B. Hauck, G. Mainelis, T. Reponen, A. Reponen, University of Cincinnati, Cincinnati, OH
A new personal sampling inlet with low wind sensitivity and good filter collection uniformity has recently been developed and evaluated by the investigators. The inlet design includes a circular base fitted with a spherical screen with numerous evenly spaced pores, thus giving the sampler a multidirectional sampling capability. In this study the new sampler prototype (178 µm pore size, 9% porosity) has been evaluated in the field as an area sampler in houses where environmental cleanups have been conducted. Teams of cleanup workers, made up of 4-5 members, used HEPA vacuum cleaners to purge the dwellings of surface contamination. All floor areas, including under and behind all furniture, were vacuumed three times and all surfaces wiped with sanitizing solution also three times. The cleaning teams, while working in poorly maintained inner city houses, were at risk for exposure to high levels of total dust, fungal spores, and lead. To assess the exposures, five homes were evaluated involving a wide range of cleanliness levels. Samples of airborne total dust, fungal spores, and lead were collected on 0.8 µm pore size, 25 and 37 mm diameter PVC filters during cleanup. Two different sample inlets were utilized: the conventional 37-mm diameter three-piece cassette and the new multidirectional 25-mm diameter sampling inlet. Four co-located samplers of each type were tested. The samples were collected at air flow rates of 2 or 10 lpm using both stationary and battery-operated pumps. The sample filters were analyzed for total dust using gravimetric analysis and then for fungal spores and lead. The fungal spore concentration was determined using Acridine Orange Staining and Epifluorescence Microscopy, and lead level was measured by Atomic Absorption Spectroscopy. The results of this ongoing study indicate that workers are not exposed to hazardous levels of total dust, fungal spores, and lead during these 4-5 hour cleanup operations. Comparison of the new with the conventional aerosol sampling inlet demonstrates lower standard deviation of measured concentrations and better spatial distribution of particulates on the filter when using the new inlet.

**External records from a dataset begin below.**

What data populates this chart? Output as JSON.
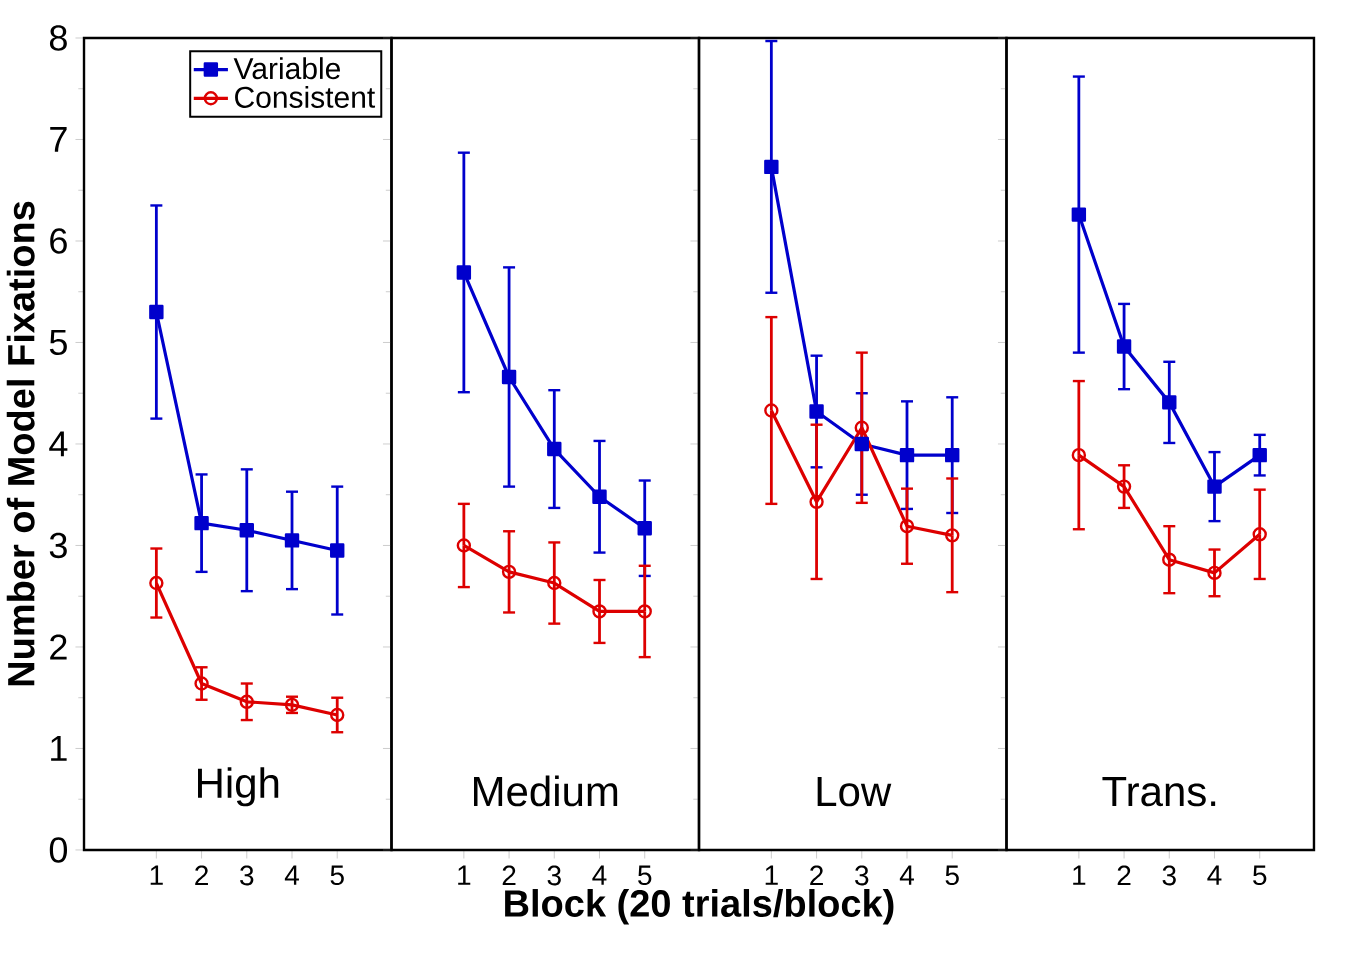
{
  "chart_data": [
    {
      "type": "line",
      "xlabel": "Block (20 trials/block)",
      "ylabel": "Number of Model Fixations",
      "categories": [
        "1",
        "2",
        "3",
        "4",
        "5"
      ],
      "ylim": [
        0,
        8
      ],
      "yticks": [
        0,
        1,
        2,
        3,
        4,
        5,
        6,
        7,
        8
      ],
      "legend": "top right",
      "annotations": [
        "High"
      ],
      "series": [
        {
          "name": "Variable",
          "color": "#0000cc",
          "marker": "square",
          "values": [
            5.3,
            3.22,
            3.15,
            3.05,
            2.95
          ],
          "errors": [
            1.05,
            0.48,
            0.6,
            0.48,
            0.63
          ]
        },
        {
          "name": "Consistent",
          "color": "#dd0000",
          "marker": "circle",
          "values": [
            2.63,
            1.64,
            1.46,
            1.43,
            1.33
          ],
          "errors": [
            0.34,
            0.16,
            0.18,
            0.08,
            0.17
          ]
        }
      ]
    },
    {
      "type": "line",
      "categories": [
        "1",
        "2",
        "3",
        "4",
        "5"
      ],
      "ylim": [
        0,
        8
      ],
      "yticks": [
        0,
        1,
        2,
        3,
        4,
        5,
        6,
        7,
        8
      ],
      "tick_labels": "x",
      "annotations": [
        "Medium"
      ],
      "series": [
        {
          "color": "#0000cc",
          "marker": "square",
          "values": [
            5.69,
            4.66,
            3.95,
            3.48,
            3.17
          ],
          "errors": [
            1.18,
            1.08,
            0.58,
            0.55,
            0.47
          ]
        },
        {
          "color": "#dd0000",
          "marker": "circle",
          "values": [
            3.0,
            2.74,
            2.63,
            2.35,
            2.35
          ],
          "errors": [
            0.41,
            0.4,
            0.4,
            0.31,
            0.45
          ]
        }
      ]
    },
    {
      "type": "line",
      "categories": [
        "1",
        "2",
        "3",
        "4",
        "5"
      ],
      "ylim": [
        0,
        8
      ],
      "yticks": [
        0,
        1,
        2,
        3,
        4,
        5,
        6,
        7,
        8
      ],
      "tick_labels": "x",
      "annotations": [
        "Low"
      ],
      "series": [
        {
          "color": "#0000cc",
          "marker": "square",
          "values": [
            6.73,
            4.32,
            4.0,
            3.89,
            3.89
          ],
          "errors": [
            1.24,
            0.55,
            0.5,
            0.53,
            0.57
          ]
        },
        {
          "color": "#dd0000",
          "marker": "circle",
          "values": [
            4.33,
            3.43,
            4.16,
            3.19,
            3.1
          ],
          "errors": [
            0.92,
            0.76,
            0.74,
            0.37,
            0.56
          ]
        }
      ]
    },
    {
      "type": "line",
      "categories": [
        "1",
        "2",
        "3",
        "4",
        "5"
      ],
      "ylim": [
        0,
        8
      ],
      "yticks": [
        0,
        1,
        2,
        3,
        4,
        5,
        6,
        7,
        8
      ],
      "tick_labels": "x",
      "annotations": [
        "Trans."
      ],
      "series": [
        {
          "color": "#0000cc",
          "marker": "square",
          "values": [
            6.26,
            4.96,
            4.41,
            3.58,
            3.89
          ],
          "errors": [
            1.36,
            0.42,
            0.4,
            0.34,
            0.2
          ]
        },
        {
          "color": "#dd0000",
          "marker": "circle",
          "values": [
            3.89,
            3.58,
            2.86,
            2.73,
            3.11
          ],
          "errors": [
            0.73,
            0.21,
            0.33,
            0.23,
            0.44
          ]
        }
      ]
    }
  ]
}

18. Quantification Evaluation of Real Time Beryllium Air Monitoring Using Laser-Induced Breakdown Spectroscopy.
N. Vahdat, Tuskegee University, Tuskegee, AL; M. Hoover, Inhalation Toxicology Research Institute, Albuquerque, NM; J. Johnson, G. Coutts, Lawrence Livermore National Laboratory, Livermore, CA
Beryllium particles in air can represent a significant inhalation health hazard. The traditional methods of monitoring beryllium particles in air involve passing a known volume of air through a filter, chemically dissolving the collected material and determining the beryllium concentration of the solution using flame atomization atomic absorption spectrometry or inductively coupled plasma analysis. The process is time consuming requiring 6 to 8 hours. In this paper we discuss the use of laser-induced breakdown spectroscopy (LIBS) for real-time beryllium air monitoring. A small transportable Beryllium Air Monitor System based on the LIBS technique was developed at the optics for focusing the output of the laser, and systems for air sampling, emission detection, and instrument control. Beryllium particles in the air sample entering the ionization chamber of the instrument are vaporized and ionized. Light emitted from the plasma is used to identify and quantify the airborne beryllium concentrations. The instrument was tested in a series of calibration experiments and data were collected for several beryllium particle size ranges and concentrations in the air. If a particle is completely vaporized by the spark, one would expect the signal received from the LIBS instrument to be proportional to the mass of the particle. There is, however, evidence that large particles are not completely vaporized, preventing use of linear relationships between mass and signal. Based on the experimental data, a theoretical model involving surface and volume of particles was developed which can be used to quantify the airborne beryllium concentrations.